Não lembro muito bem qual era, fazem anos e estou velho, mas ela era assim:
"Ọmọ ti o lẹwa,
mọ pe ọ ile rẹ,
kii yokan rẹ.
Mo ṣe aabo 'n aabo,
ati jẹ kn
gbo nibi."
Disse que está ela protegida, e isso me deu a maior ideia. Eu não tinha a menor ideia do que eu ia ensinar para aquele bando de gente, que eu já perdi a conta. Mas, enquanto desejava proteção pra garota, lembrei da prendedura de Aabo, a de proteção.
Quando se pensa, é realmente algo que se deve aprender e é necessário, mas na minha cabeça da época eu não tinha pensado nisso até que aparecesse na minha frente. Me imagino me desdobrando para inventar algo na hora, sem que Carla me iluminasse. É, Carla me ilumina.
Bom, darei uma aula sobre a prendedura de Aabo e as runas de proteção.
Todos se sentaram no pátio atrás da Mansão, o único lugar em que aquela cambada poderia ficar de uma forma minimamente acessível pra alguém que quer dar aula.

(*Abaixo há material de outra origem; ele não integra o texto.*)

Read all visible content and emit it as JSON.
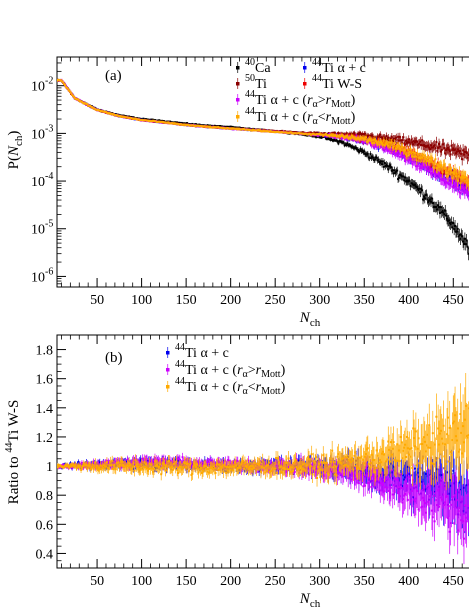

Na Mansão até tinha uns quartos grandes, mas não que suportassem 500 cabeças, vamos conversar.
Amanda e Manuel, com a ajuda de alguns representantes amigos e o antigo dono da pousada, arrumaram os mais diversos materiais, desde alguns blocos de madeira e alguns cavaletes até telas de escola. Não era nada daquilo que eu queria.
Ai, comecei a me estressar. Não sabia como fazer isso, caceta. Lembrei da minha mãe de santo, uma senhorinha tão pequena, mas com muita história pra contar. Dona Estela era o nome dela, uma pessoa muito boa, deveria dar algum presente pra ela um dia.

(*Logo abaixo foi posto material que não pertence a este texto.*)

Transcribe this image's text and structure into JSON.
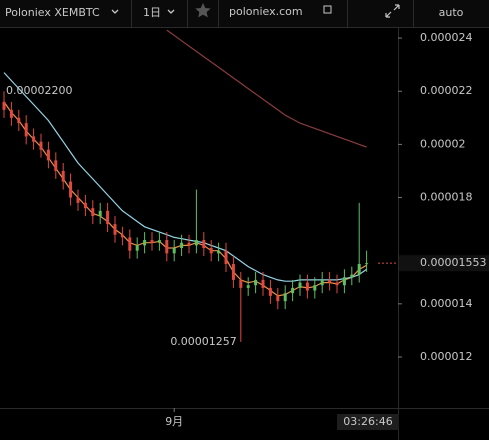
{
  "toolbar": {
    "symbol": "Poloniex XEMBTC",
    "interval": "1日",
    "site": "poloniex.com",
    "scale_mode": "auto"
  },
  "chart_data": {
    "type": "candlestick",
    "categories": [
      null,
      null,
      null,
      null,
      null,
      null,
      null,
      null,
      null,
      null,
      null,
      null,
      null,
      null,
      null,
      null,
      null,
      null,
      null,
      null,
      null,
      null,
      null,
      "9月",
      null,
      null,
      null,
      null,
      null,
      null,
      null,
      null,
      null,
      null,
      null,
      null,
      null,
      null,
      null,
      null,
      null,
      null,
      null,
      null,
      null,
      null,
      null,
      null,
      null,
      null
    ],
    "open": [
      2.16e-05,
      2.13e-05,
      2.1e-05,
      2.08e-05,
      2.03e-05,
      2.01e-05,
      1.98e-05,
      1.94e-05,
      1.9e-05,
      1.86e-05,
      1.8e-05,
      1.78e-05,
      1.76e-05,
      1.73e-05,
      1.75e-05,
      1.7e-05,
      1.66e-05,
      1.65e-05,
      1.6e-05,
      1.62e-05,
      1.64e-05,
      1.63e-05,
      1.64e-05,
      1.59e-05,
      1.61e-05,
      1.63e-05,
      1.62e-05,
      1.64e-05,
      1.61e-05,
      1.59e-05,
      1.6e-05,
      1.55e-05,
      1.49e-05,
      1.46e-05,
      1.47e-05,
      1.49e-05,
      1.46e-05,
      1.43e-05,
      1.41e-05,
      1.44e-05,
      1.46e-05,
      1.48e-05,
      1.45e-05,
      1.47e-05,
      1.49e-05,
      1.48e-05,
      1.47e-05,
      1.5e-05,
      1.51e-05,
      1.55e-05
    ],
    "high": [
      2.2e-05,
      2.16e-05,
      2.13e-05,
      2.11e-05,
      2.06e-05,
      2.04e-05,
      2.01e-05,
      1.97e-05,
      1.93e-05,
      1.89e-05,
      1.83e-05,
      1.81e-05,
      1.79e-05,
      1.78e-05,
      1.78e-05,
      1.73e-05,
      1.69e-05,
      1.68e-05,
      1.65e-05,
      1.67e-05,
      1.67e-05,
      1.67e-05,
      1.67e-05,
      1.64e-05,
      1.66e-05,
      1.66e-05,
      1.83e-05,
      1.67e-05,
      1.64e-05,
      1.63e-05,
      1.63e-05,
      1.58e-05,
      1.52e-05,
      1.5e-05,
      1.52e-05,
      1.52e-05,
      1.49e-05,
      1.46e-05,
      1.47e-05,
      1.49e-05,
      1.51e-05,
      1.51e-05,
      1.5e-05,
      1.52e-05,
      1.52e-05,
      1.51e-05,
      1.53e-05,
      1.54e-05,
      1.78e-05,
      1.6e-05
    ],
    "low": [
      2.1e-05,
      2.07e-05,
      2.05e-05,
      2e-05,
      1.98e-05,
      1.95e-05,
      1.91e-05,
      1.87e-05,
      1.83e-05,
      1.77e-05,
      1.75e-05,
      1.73e-05,
      1.7e-05,
      1.7e-05,
      1.67e-05,
      1.63e-05,
      1.62e-05,
      1.57e-05,
      1.57e-05,
      1.59e-05,
      1.6e-05,
      1.6e-05,
      1.56e-05,
      1.56e-05,
      1.58e-05,
      1.59e-05,
      1.59e-05,
      1.58e-05,
      1.56e-05,
      1.56e-05,
      1.52e-05,
      1.46e-05,
      1.257e-05,
      1.43e-05,
      1.44e-05,
      1.43e-05,
      1.4e-05,
      1.38e-05,
      1.38e-05,
      1.41e-05,
      1.43e-05,
      1.42e-05,
      1.42e-05,
      1.44e-05,
      1.45e-05,
      1.44e-05,
      1.44e-05,
      1.47e-05,
      1.48e-05,
      1.52e-05
    ],
    "close": [
      2.13e-05,
      2.1e-05,
      2.08e-05,
      2.03e-05,
      2.01e-05,
      1.98e-05,
      1.94e-05,
      1.9e-05,
      1.86e-05,
      1.8e-05,
      1.78e-05,
      1.76e-05,
      1.73e-05,
      1.75e-05,
      1.7e-05,
      1.66e-05,
      1.65e-05,
      1.6e-05,
      1.62e-05,
      1.64e-05,
      1.63e-05,
      1.64e-05,
      1.59e-05,
      1.61e-05,
      1.63e-05,
      1.62e-05,
      1.64e-05,
      1.61e-05,
      1.59e-05,
      1.6e-05,
      1.55e-05,
      1.49e-05,
      1.46e-05,
      1.47e-05,
      1.49e-05,
      1.46e-05,
      1.43e-05,
      1.41e-05,
      1.44e-05,
      1.46e-05,
      1.48e-05,
      1.45e-05,
      1.47e-05,
      1.49e-05,
      1.48e-05,
      1.47e-05,
      1.5e-05,
      1.51e-05,
      1.55e-05,
      1.553e-05
    ],
    "up_color": "#5fbf5f",
    "down_color": "#e0493f",
    "series": [
      {
        "color": "#e8914a",
        "values": [
          2.16e-05,
          2.12e-05,
          2.09e-05,
          2.05e-05,
          2.02e-05,
          1.99e-05,
          1.95e-05,
          1.91e-05,
          1.87e-05,
          1.83e-05,
          1.8e-05,
          1.77e-05,
          1.74e-05,
          1.73e-05,
          1.71e-05,
          1.68e-05,
          1.66e-05,
          1.63e-05,
          1.62e-05,
          1.63e-05,
          1.63e-05,
          1.635e-05,
          1.61e-05,
          1.61e-05,
          1.62e-05,
          1.62e-05,
          1.63e-05,
          1.62e-05,
          1.6e-05,
          1.6e-05,
          1.57e-05,
          1.52e-05,
          1.49e-05,
          1.48e-05,
          1.485e-05,
          1.47e-05,
          1.45e-05,
          1.43e-05,
          1.435e-05,
          1.45e-05,
          1.465e-05,
          1.46e-05,
          1.465e-05,
          1.48e-05,
          1.48e-05,
          1.475e-05,
          1.49e-05,
          1.5e-05,
          1.53e-05,
          1.545e-05
        ]
      },
      {
        "color": "#92d4e6",
        "values": [
          2.27e-05,
          2.24e-05,
          2.21e-05,
          2.18e-05,
          2.15e-05,
          2.12e-05,
          2.09e-05,
          2.05e-05,
          2.01e-05,
          1.97e-05,
          1.93e-05,
          1.9e-05,
          1.87e-05,
          1.84e-05,
          1.81e-05,
          1.78e-05,
          1.75e-05,
          1.73e-05,
          1.71e-05,
          1.69e-05,
          1.68e-05,
          1.67e-05,
          1.66e-05,
          1.65e-05,
          1.645e-05,
          1.64e-05,
          1.635e-05,
          1.63e-05,
          1.62e-05,
          1.61e-05,
          1.6e-05,
          1.58e-05,
          1.56e-05,
          1.54e-05,
          1.525e-05,
          1.51e-05,
          1.5e-05,
          1.49e-05,
          1.485e-05,
          1.485e-05,
          1.49e-05,
          1.49e-05,
          1.49e-05,
          1.49e-05,
          1.49e-05,
          1.49e-05,
          1.495e-05,
          1.5e-05,
          1.51e-05,
          1.53e-05
        ]
      },
      {
        "color": "#8a3b3e",
        "values": [
          null,
          null,
          null,
          null,
          null,
          null,
          null,
          null,
          null,
          null,
          null,
          null,
          null,
          null,
          null,
          null,
          null,
          null,
          null,
          null,
          null,
          null,
          2.43e-05,
          2.41e-05,
          2.39e-05,
          2.37e-05,
          2.35e-05,
          2.33e-05,
          2.31e-05,
          2.29e-05,
          2.27e-05,
          2.25e-05,
          2.23e-05,
          2.21e-05,
          2.19e-05,
          2.17e-05,
          2.15e-05,
          2.13e-05,
          2.11e-05,
          2.095e-05,
          2.08e-05,
          2.07e-05,
          2.06e-05,
          2.05e-05,
          2.04e-05,
          2.03e-05,
          2.02e-05,
          2.01e-05,
          2e-05,
          1.99e-05
        ]
      }
    ],
    "ylim": [
      1.008e-05,
      2.438e-05
    ],
    "yticks": [
      1.2e-05,
      1.4e-05,
      1.8e-05,
      2e-05,
      2.2e-05,
      2.4e-05
    ],
    "last_price": 1.553e-05,
    "high_label": {
      "value": 2.2e-05,
      "label": "0.00002200"
    },
    "low_label": 1.257e-05,
    "time_label": "03:26:46"
  }
}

Ela um dia me contou sobre o conto da sopeira quadrada.
Sopeira Quadrada
Não me lembro de muitos detalhes, mas escravos que tentavam manter seu culto vivo, tiveram que adaptar alguns modos e tradições pra nova vida na América, e um desses era a sopeira onde se colocava o acaçá, uma comida especial.
Na África, a sopeira era totalmente redonda, e foi assim por gerações e gerações, sem ser contestada. Porém, somente era do acesso dos escravos a sopeira quadrada, pois era assim que os escravocratas faziam.
Então, para manter o culto vivo, eles tiveram que adaptar a sopeira redonda pra quadrada.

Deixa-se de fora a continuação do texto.